Chris Lloyd looks at how attitudes to the once controversial Angel of the North have altered in the 20 years since it was put together in Gateshead

TWENTY years ago, I was driving north up the A1(M) to witness the official unveiling of the Angel of the North. As I neared, I passed a beautifully pointless hilltop ornament, the Penshaw Monument, and then I saw a giant, hideous metal monstrosity with its arms out-stretched, disfiguring the landscape.

That, though, was one of the army of electricity pylons which march up the Team Valley like a regiment of alien invaders.

On the car radio, the airwaves – national and local – were full of fury: a waste of money, a Nazi relic, an ugly eyesore, a traffic hazard. In 1998, the Angel was unwanted by local people, it was despised by opposition Liberal councillors, and it was attacked by the Tyneside newspapers. The Gateshead Post had even published a front page story comparing it to a Luftwaffe monument erected in 1935 near Berlin.

It was known as “Hell’s Angel” or even, according to those doom-mongers who, Brexit-like, prophesised that it would cause carnage on the motorway by distracting drivers, “the Angel of Death”.

“I doubt we’ll ever win everybody over,” sculptor Antony Gormley had told me a few days earlier. “There will be people going to their graves hating it, but I hope that within their hearts they will acknowledge it is something they love to hate. I don’t want everyone to be a fan – that would be boring.”

Twenty years on, very few people still hate the Angel. On Trip Advisor, 52 per cent rate it as “excellent” and 31 per cent say it is “very good”, whereas three per cent say it is “poor” and two per cent “terrible”.

One of the Angel’s key selling points is its location on a mound made of the remains of the Team Valley Colliery pithead baths.

“Without the location, I would not have been interested,” Gormley said, his remarkably long arms stretched out along the back of a sofa so that he looked like his Angel. “It is extraordinary. There’s a feeling of it being a megalithic mound, a prehistoric tumulus, and then you are invited to think of the life that went on underneath the site. There’s a marvellous and poetic resonance.”
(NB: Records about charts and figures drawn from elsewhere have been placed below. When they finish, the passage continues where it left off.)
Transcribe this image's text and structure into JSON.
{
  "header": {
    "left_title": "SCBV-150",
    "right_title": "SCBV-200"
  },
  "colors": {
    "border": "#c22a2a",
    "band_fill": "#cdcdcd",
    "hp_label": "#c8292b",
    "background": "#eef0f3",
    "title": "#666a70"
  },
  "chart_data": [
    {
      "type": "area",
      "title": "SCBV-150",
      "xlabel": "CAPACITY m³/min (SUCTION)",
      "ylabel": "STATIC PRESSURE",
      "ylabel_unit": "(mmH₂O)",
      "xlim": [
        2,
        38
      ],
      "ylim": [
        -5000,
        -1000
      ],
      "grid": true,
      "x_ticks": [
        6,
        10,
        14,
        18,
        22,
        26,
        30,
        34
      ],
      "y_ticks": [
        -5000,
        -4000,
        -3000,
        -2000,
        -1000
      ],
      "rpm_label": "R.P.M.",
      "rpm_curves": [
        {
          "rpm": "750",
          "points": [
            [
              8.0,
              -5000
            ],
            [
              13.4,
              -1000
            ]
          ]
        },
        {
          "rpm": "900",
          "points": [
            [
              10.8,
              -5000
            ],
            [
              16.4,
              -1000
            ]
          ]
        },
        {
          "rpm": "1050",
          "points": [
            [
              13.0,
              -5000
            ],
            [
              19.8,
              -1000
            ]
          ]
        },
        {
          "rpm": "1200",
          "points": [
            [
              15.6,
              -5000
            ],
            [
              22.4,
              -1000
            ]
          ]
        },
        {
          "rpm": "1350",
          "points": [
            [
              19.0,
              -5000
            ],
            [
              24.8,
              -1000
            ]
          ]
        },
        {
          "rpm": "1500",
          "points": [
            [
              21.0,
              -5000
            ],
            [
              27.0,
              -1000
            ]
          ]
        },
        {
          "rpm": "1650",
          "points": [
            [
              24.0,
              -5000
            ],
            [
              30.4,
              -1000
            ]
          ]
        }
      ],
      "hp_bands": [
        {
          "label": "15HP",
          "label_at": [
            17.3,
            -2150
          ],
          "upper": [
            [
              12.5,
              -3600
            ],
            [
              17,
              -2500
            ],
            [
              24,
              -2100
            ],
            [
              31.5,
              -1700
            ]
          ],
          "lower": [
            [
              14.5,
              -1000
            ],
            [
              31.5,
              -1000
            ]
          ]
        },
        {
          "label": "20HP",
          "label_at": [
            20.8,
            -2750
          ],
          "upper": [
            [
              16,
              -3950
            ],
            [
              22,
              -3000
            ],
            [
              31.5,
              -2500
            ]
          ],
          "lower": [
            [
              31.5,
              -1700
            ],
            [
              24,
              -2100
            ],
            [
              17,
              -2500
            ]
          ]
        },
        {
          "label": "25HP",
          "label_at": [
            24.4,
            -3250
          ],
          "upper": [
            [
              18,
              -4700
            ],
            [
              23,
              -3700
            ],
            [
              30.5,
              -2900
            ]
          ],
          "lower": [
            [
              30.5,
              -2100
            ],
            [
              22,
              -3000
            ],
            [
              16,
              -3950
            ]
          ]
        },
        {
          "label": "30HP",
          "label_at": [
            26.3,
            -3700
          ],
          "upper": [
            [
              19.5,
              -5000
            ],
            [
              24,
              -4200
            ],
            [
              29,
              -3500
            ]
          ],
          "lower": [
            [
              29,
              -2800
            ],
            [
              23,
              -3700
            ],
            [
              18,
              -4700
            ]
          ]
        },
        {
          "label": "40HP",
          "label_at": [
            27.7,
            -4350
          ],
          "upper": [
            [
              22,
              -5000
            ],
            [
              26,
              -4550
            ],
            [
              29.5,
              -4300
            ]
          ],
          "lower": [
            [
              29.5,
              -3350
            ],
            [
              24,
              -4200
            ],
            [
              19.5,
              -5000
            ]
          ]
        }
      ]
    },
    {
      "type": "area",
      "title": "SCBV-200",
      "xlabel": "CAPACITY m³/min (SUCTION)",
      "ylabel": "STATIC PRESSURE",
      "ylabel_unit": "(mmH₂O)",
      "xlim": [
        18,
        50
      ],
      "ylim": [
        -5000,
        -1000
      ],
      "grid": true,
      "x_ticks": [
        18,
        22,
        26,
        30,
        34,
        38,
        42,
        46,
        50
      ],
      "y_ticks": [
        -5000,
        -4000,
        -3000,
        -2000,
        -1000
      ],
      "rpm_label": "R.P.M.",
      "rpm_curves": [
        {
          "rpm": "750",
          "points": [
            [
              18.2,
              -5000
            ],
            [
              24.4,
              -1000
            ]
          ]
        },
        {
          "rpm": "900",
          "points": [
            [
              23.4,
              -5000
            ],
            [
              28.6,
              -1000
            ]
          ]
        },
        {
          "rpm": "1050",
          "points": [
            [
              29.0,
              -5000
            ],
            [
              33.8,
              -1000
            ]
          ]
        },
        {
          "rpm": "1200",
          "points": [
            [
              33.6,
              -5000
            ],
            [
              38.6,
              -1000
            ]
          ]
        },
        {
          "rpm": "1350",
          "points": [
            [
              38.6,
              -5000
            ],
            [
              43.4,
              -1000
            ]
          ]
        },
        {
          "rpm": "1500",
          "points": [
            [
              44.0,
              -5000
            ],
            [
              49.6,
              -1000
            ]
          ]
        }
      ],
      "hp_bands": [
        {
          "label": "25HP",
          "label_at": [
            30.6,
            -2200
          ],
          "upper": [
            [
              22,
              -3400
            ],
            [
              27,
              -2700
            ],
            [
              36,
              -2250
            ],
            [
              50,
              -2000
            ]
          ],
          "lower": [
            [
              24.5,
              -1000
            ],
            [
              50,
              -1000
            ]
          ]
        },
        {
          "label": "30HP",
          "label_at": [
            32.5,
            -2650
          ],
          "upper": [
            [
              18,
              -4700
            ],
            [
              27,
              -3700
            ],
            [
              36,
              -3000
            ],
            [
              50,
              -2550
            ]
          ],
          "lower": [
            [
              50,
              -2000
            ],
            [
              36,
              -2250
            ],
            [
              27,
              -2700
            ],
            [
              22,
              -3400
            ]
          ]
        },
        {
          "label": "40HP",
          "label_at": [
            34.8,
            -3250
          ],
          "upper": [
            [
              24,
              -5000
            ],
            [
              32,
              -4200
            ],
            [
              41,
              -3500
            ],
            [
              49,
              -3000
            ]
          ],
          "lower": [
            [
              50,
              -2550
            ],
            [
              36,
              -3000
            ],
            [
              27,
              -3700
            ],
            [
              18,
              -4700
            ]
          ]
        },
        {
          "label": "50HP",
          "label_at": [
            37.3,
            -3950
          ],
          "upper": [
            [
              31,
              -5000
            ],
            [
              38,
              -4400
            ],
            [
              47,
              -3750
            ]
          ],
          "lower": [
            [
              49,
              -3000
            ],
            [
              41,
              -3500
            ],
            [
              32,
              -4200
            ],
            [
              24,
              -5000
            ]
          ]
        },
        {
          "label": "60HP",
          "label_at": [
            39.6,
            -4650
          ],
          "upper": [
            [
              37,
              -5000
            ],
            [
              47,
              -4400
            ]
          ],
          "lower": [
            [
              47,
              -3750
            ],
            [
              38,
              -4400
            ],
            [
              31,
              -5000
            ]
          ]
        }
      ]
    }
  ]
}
A tumulus is a burial place, so the Angel rises out of the grave of the coal industry but it looks out to the future, marking, as Gormley said, the region’s “transformation from the industrial to the information age”.

That relevance of location makes the Angel special in a way that Darlington’s Brick Train can never be. As clever as the Brick Train is, it was shunted behind a hedge on the edge of a retail park – it is disconnected from the people and has no connection with the railways.

And, in terms of landmarks, whereas the Tyne Bridge and the Transporter Bridge are rooted in their riverbanks, the Angel is rooted in the whole of the region’s past.

But there’s more to it than just its location. There’s something very human about these supersized pieces of cor-ten steel welded together in a Hartlepool shipyard. It has a personality…

On the opening day 20 years ago, there was a vicious wind slapping coat collars against cold cheeks and rattling a crossbar on the football pitch directly beneath the Angel’s pert rear.

Gormley, peppered by bullet-like raindrops, was in his element. “It’s wonderful to have the weather,” he enthused, as the London luvvies wrapped their coats around them. “It is what makes Northerners Northerners.

“It’s great to see how the Angel stands up to the Northern blasts. I thought there’d be some wind whistle, but it remains very, very silent.”

At the head of the valley, the Angel stands steadfast in the teeth of anything the elements can throw at it, resolute and unflinching – just like the people of the region.

Gormley was also keen to point out how the wings of the Angel are slightly inclined forward from its body, by 3.5 degrees, to give it a welcoming feel – again, just like the people of the region.

Rooted in a common past but looking hopefully to the future, the Angel summons up the determined spirit of the region, which is why people now feel inclined to commemorate its anniversary rather than call for it to be pulled down.

Twenty years ago, I remember driving past the Penshaw Monument and then noting the electricity pylons that stride across our countryside without a murmur. Finally, through the back and forth of the windscreen wipers – I caught my first glance of the Angel, its big, bald head stark above the bare trees.

And then it started to bob about the landscape, rising and falling as you progress along the contours of the Western by-pass. It was as if this lump of metal bolted to the ground really was alive and full of motion.

It is still a thrill to drive down the bank and see it standing there on its own – but it is never alone because, whatever the weather, it always seems to have visitors popping by to say hello.

Despite all the criticism 20 years ago, people have taken the Angel to their hearts, and it has become an emblem – even the icon – of the region.